1948 Palestinian expulsion and flight
In 1948, more than 700000 Palestinian Arabs – about half of prewar Mandatory Palestine's Arab population – fled from their homes or were expelled by Zionist militias and, later, the Israeli army during the 1948 Palestine war, following the Partition Plan for Palestine. The expulsion and flight was a central component of the fracturing, dispossession, and displacement of Palestinian society, known as the Nakba. Dozens of massacres were conducted by Israeli military forces and between 400 and 600 Palestinian villages were destroyed. Village wells were poisoned in a biological warfare programme and properties were looted to prevent Palestinian refugees from returning. Other sites were subject to Hebraization of Palestinian place names. These activities were not necessarily limited to the year 1948.
The precise number of Palestinian refugees, many of whom settled in Palestinian refugee camps in neighboring states, is a matter of dispute. Around 80 percent of the Arab inhabitants of what became Israel (half of the Arab total population of Mandatory Palestine) left or were expelled from their homes. About 250000–300000 Palestinians fled or were expelled during the 1947–1948 civil war in Mandatory Palestine, before the Israeli Declaration of Independence in May 1948, a fact which was named as a casus belli for the entry of the Arab League into the country, sparking the 1948 Arab–Israeli War.
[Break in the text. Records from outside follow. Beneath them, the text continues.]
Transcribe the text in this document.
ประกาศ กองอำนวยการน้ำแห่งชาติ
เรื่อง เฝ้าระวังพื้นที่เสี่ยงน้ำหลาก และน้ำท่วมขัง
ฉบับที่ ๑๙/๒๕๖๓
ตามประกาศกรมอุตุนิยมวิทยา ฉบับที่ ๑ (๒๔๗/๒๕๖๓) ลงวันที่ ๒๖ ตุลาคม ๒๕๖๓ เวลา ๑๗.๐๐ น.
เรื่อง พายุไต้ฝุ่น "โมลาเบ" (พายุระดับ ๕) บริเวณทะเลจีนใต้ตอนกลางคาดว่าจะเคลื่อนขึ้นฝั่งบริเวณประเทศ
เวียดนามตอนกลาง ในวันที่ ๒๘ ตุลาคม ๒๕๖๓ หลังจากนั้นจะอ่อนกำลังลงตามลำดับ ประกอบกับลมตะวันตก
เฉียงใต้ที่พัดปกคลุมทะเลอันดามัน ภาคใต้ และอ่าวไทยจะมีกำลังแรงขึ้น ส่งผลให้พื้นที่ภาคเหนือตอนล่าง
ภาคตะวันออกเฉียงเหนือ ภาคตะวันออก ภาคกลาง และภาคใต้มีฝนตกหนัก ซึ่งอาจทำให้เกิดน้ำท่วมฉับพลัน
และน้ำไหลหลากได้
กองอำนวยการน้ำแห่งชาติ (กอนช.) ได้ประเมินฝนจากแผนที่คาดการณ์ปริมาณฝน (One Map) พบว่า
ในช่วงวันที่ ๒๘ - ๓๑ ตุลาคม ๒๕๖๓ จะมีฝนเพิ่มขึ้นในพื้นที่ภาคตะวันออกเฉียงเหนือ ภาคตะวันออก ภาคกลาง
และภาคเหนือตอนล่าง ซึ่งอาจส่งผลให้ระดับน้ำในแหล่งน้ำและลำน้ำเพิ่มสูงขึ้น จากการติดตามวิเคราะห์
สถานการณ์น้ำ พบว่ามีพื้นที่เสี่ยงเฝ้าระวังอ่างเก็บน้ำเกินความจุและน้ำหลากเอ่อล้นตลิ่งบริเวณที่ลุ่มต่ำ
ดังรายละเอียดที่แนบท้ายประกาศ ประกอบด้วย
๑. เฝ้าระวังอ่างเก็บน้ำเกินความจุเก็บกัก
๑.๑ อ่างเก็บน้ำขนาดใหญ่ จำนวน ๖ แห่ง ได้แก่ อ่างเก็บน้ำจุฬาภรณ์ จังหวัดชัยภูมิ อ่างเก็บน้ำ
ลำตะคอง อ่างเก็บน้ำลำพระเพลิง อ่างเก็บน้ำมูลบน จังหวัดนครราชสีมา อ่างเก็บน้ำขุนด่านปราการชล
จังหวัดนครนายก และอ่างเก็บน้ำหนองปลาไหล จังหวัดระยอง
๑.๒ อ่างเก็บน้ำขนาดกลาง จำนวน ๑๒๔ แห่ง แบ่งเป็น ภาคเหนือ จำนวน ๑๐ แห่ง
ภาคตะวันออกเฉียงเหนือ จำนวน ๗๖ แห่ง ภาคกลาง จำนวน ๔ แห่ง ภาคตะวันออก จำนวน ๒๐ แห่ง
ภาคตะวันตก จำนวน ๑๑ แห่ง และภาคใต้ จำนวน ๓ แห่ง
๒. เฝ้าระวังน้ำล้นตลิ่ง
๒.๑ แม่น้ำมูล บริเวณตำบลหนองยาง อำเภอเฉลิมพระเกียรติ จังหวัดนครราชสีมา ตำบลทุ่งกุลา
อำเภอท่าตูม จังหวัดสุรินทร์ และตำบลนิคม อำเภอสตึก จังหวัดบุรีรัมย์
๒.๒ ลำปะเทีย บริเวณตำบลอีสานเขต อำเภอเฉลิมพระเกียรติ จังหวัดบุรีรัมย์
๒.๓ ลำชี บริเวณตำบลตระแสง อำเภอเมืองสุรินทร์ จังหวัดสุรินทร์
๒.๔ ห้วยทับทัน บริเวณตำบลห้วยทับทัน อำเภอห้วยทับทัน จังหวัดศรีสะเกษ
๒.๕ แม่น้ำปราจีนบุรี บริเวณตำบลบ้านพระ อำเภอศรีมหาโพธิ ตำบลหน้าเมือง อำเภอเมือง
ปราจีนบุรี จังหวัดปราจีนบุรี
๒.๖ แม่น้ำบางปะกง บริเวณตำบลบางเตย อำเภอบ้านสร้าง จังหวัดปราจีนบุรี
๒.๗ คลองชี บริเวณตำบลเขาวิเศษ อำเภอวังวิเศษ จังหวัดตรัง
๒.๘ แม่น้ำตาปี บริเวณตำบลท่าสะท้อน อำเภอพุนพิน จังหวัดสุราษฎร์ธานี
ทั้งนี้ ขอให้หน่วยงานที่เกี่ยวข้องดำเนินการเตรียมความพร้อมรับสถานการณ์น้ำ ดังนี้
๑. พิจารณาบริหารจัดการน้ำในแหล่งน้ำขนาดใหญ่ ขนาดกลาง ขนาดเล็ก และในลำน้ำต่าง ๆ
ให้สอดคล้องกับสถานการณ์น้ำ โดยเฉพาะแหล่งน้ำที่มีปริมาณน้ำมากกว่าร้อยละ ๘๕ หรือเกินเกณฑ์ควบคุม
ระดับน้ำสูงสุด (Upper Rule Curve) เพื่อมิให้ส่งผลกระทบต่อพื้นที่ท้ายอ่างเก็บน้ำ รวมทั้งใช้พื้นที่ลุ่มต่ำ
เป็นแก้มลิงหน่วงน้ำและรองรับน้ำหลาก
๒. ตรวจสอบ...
The causes of the 1948 Palestinian exodus are also a subject of fundamental disagreement among historians. Factors involved in the exodus include Jewish military advances, destruction of Arab villages, psychological warfare, fears of another massacre by Zionist militias after the Deir Yassin massacre,: 239–240 which caused many to leave out of panic, direct expulsion orders by Israeli authorities, the demoralizing impact of wealthier classes fleeing, the typhus epidemic in some areas caused by Israeli well-poisoning, collapse in Palestinian leadership and Arab evacuation orders, and a disinclination to live under Jewish control.
Later, a series of land and property laws passed by the first Israeli government prevented Arabs who had left from returning to their homes or claiming their property. They and many of their descendants remain refugees. The expulsion of the Palestinians has since been described by some historians as ethnic cleansing, while others dispute this charge. Nevertheless, the existence of the so-called Law of Return allowing for immigration and naturalization of any Jewish person and their family to Israel, while a Palestinian right of return has been denied, has been cited as an evidence for the charge that Israel practices apartheid.
The status of the refugees, and in particular whether Israel will allow them the right to return to their homes, or compensate them, are key issues in the ongoing Israeli–Palestinian conflict. The events of 1948 are commemorated by Palestinians both in the Palestinian territories and elsewhere on 15 May, a date known as Nakba Day.